The only problem with Michael Cunningham’s prose is that it ruins you for mere mortals’ work. He is the most elegant writer in America. Admittedly, elegance doesn’t carry much cachet these days when Important Novels are supposed to make strident social arguments that we already agree with. But in the presence of truly beautiful writing, a kind of magic vibrates off the page. That’s the aura of Cunningham’s pensive new novel, Day. He has developed a style calibrated to capture moments of ineffable longing ... In a novel as thinly plotted as Day, everything depends upon the exquisite flow of Cunningham’s language, but quotations don’t do his work justice.
You have to read these sentences yourself in context ... Aging, along with its attendant separations and swelling sense of irrelevance, is the novel’s abiding preoccupation. I would accuse Cunningham of projecting his 71-year-old anxieties, but these characters, barely middle-aged, are wholly convincing exemplars of America’s new lost generation. At their backs they always hear time’s winged chariot hurrying near.
I always hate these sorts of plot summaries in reviews — a bunch of characters caught up in trivial-sounding minutiae: Who cares? But Cunningham beautifully pries apart the notion of what it means to have outgrown something, to be living in the liminal space between an earlier self and a future self ... In this novel that puzzles over the elasticity of all kinds of love — familial, parental, erotic, queer, fraternal, ambiguous — I yearned for Cunningham to forget his literary peers and stick with his own special talent ... When Cunningham writes like himself, and not like an apostle, he is one of love’s greatest witnesses.
If the kindness between Cunningham’s characters stretches beyond strict verisimilitude, it’s part of their charm. The nervous, meandering dialogue, witty without being aggressively so, is pleasant to listen in on ... By the end, the members of the family seem to have laid their ghosts to rest: They’re reconciled to moving forward and to living in conflicts that have come to seem almost jolly. The peace seems a little willed, but maybe a critique is implied there, too.

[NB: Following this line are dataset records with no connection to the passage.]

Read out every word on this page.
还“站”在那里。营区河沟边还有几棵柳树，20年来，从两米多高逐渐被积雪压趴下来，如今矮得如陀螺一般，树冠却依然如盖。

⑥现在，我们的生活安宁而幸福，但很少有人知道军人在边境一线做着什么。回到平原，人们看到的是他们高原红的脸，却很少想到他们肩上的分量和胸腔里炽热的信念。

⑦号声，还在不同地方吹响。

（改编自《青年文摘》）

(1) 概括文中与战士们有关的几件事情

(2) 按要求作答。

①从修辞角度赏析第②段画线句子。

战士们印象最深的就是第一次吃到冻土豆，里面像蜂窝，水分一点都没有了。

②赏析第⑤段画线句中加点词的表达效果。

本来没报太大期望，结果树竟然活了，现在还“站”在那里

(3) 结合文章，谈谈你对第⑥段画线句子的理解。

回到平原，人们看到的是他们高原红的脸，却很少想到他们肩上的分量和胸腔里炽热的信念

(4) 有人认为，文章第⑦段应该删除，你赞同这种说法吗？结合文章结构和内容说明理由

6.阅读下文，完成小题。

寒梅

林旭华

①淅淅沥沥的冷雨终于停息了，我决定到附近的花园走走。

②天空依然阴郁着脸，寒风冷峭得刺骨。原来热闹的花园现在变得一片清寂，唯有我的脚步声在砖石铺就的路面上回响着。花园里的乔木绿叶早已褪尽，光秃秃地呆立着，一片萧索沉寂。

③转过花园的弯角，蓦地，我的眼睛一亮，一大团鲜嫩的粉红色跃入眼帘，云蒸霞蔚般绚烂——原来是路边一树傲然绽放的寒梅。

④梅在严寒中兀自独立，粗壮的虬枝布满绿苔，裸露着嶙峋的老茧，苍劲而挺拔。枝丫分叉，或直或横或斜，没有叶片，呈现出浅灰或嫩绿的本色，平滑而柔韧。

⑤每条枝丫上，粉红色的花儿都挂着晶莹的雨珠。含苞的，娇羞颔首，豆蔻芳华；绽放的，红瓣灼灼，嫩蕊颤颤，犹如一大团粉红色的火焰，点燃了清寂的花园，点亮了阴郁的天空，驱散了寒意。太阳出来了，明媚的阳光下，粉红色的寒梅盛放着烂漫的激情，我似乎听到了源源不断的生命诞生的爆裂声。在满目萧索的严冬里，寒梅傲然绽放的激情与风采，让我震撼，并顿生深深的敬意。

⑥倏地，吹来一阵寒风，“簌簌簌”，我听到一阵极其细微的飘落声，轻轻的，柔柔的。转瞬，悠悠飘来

You can count on elegance and erudition when you pick up a Cunningham novel ... Infuses the pandemic into his trademark elements. It may be that his command of fictional structure and interiority constrains his capacity to grapple with monumental social upheaval. Or he could be grappling with the possibility that the upheaval of the pandemic was in the end more muted than cataclysmic for the bourgeois bohemians he narrates so deftly. Either way, Day expands the canon of consummate Cunningham but does little to increase our understanding of the pandemic or its literary possibilities ... Cunningham excels at articulating the ways his characters experience themselves and their efforts to inhabit their roles — as well as the understandings and misunderstandings with which they encounter each other ... His characters’ outcomes could as easily have been catalyzed by a murder or hurricane; his fictional output is another exquisite Cunningham novel. Meanwhile, I wish I could have read that multigeneration saga.

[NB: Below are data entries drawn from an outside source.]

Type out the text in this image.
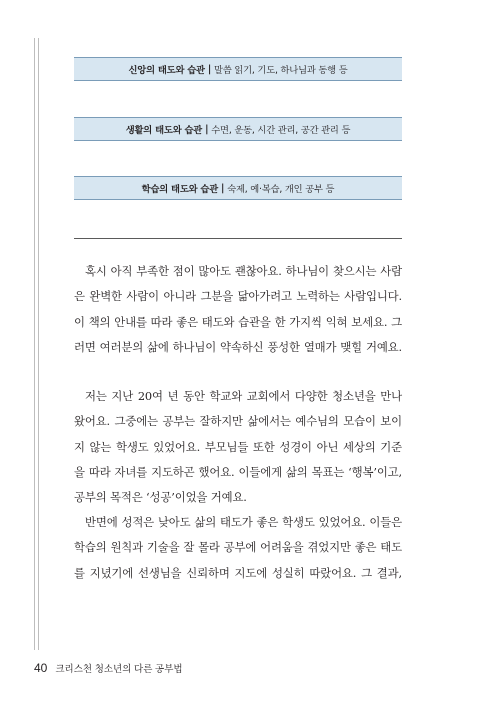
신앙의 태도와 습관 | 말씀 읽기, 기도, 하나님과 동행 등
생활의 태도와 습관 | 수면, 운동, 시간 관리, 공간 관리 등
학습의 태도와 습관 | 숙제, 예·복습, 개인 공부 등
혹시 아직 부족한 점이 많아도 괜찮아요. 하나님이 찾으시는 사람
은 완벽한 사람이 아니라 그분을 닮아가려고 노력하는 사람입니다.
이 책의 안내를 따라 좋은 태도와 습관을 한 가지씩 익혀 보세요. 그
러면 여러분의 삶에 하나님이 약속하신 풍성한 열매가 맺힐 거예요.
저는 지난 20여 년 동안 학교와 교회에서 다양한 청소년을 만나
왔어요. 그중에는 공부는 잘하지만 삶에서는 예수님의 모습이 보이
지 않는 학생도 있었어요. 부모님들 또한 성경이 아닌 세상의 기준
을 따라 자녀를 지도하곤 했어요. 이들에게 삶의 목표는 ‘행복’이고,
공부의 목적은 ‘성공’이었을 거예요.
반면에 성적은 낮아도 삶의 태도가 좋은 학생도 있었어요. 이들은
학습의 원칙과 기술을 잘 몰라 공부에 어려움을 겪었지만 좋은 태도
를 지녔기에 선생님을 신뢰하며 지도에 성실히 따랐어요. 그 결과,
40 크리스천 청소년의 다른 공부법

Themes of nature and nurture, the tyranny of the marriage plot and the complex reality of family constellations — often shaped by accident and contingency — recur in a fluent, if slightly weightless, tale.
The apology bug appears to have bitten him ... The characters’ meditations are now accompanied by the requisite handwringing about 'white lady problems' and 'decadent unhappiness' ... Ironic distancing is lethal to a writer who relies so much on sensory immersion. I usually begin Mr. Cunningham’s books rolling my eyes at his cossetted characters but finish them thoroughly won over, enchanted by the magic of the prose. With Day, which feels flatter and more ballasted by present sensibilities, my skepticism never dispersed.
While ingeniously conceived, Day strains to hit the high notes of The Hours. The biggest obstacle is its characters. It is hard to engage and fully empathize with their problems, which are mainly late 30-something disappointments that life is not living up to expectations ... Best appreciated on the structural and sentence levels. Cunningham writes beautifully, and pulls off one sharp observation after another ... A sad story of middle-aged disillusionment. It's about losses that range from a 'low howl' to the unbearable. It's about the belated end of blithely delayed maturity and the premature end of childhood. But it's also about taking stock and making changes before it's too late. It isn't without hope.
A quiet, introspective pandemic story that never actually says the word pandemic at all ... Its appeal ultimately lies not in the specificity of its story, but in the universality of its experience, a story not just of collective trauma, but the opportunity for transformation it offers.
Day has a dreamy, timeless feel. Using gorgeous, often heightened prose, Cunningham offers intimate glimpses of weighty moments instead of big scenes to examine the family’s strands of connection and disconnection, along with the ripple effects of the pandemic. Day may be a spare, short novel, but it’s a novel that asks to be read meditatively, rather than rushed through.
Writing with empathy, insight, keen observation, and elegant subtlety, Cunningham reveals something not only about the characters whose lives he limns in these pages, but also about the crises and traumas, awakenings and opportunities for growth the world writ large experienced during a particularly challenging era—and about the way people found a way to connect with one another and themselves as individuals in a time heightened by love and loss. This subtle, sensitively written family story proves poignant and quietly powerful.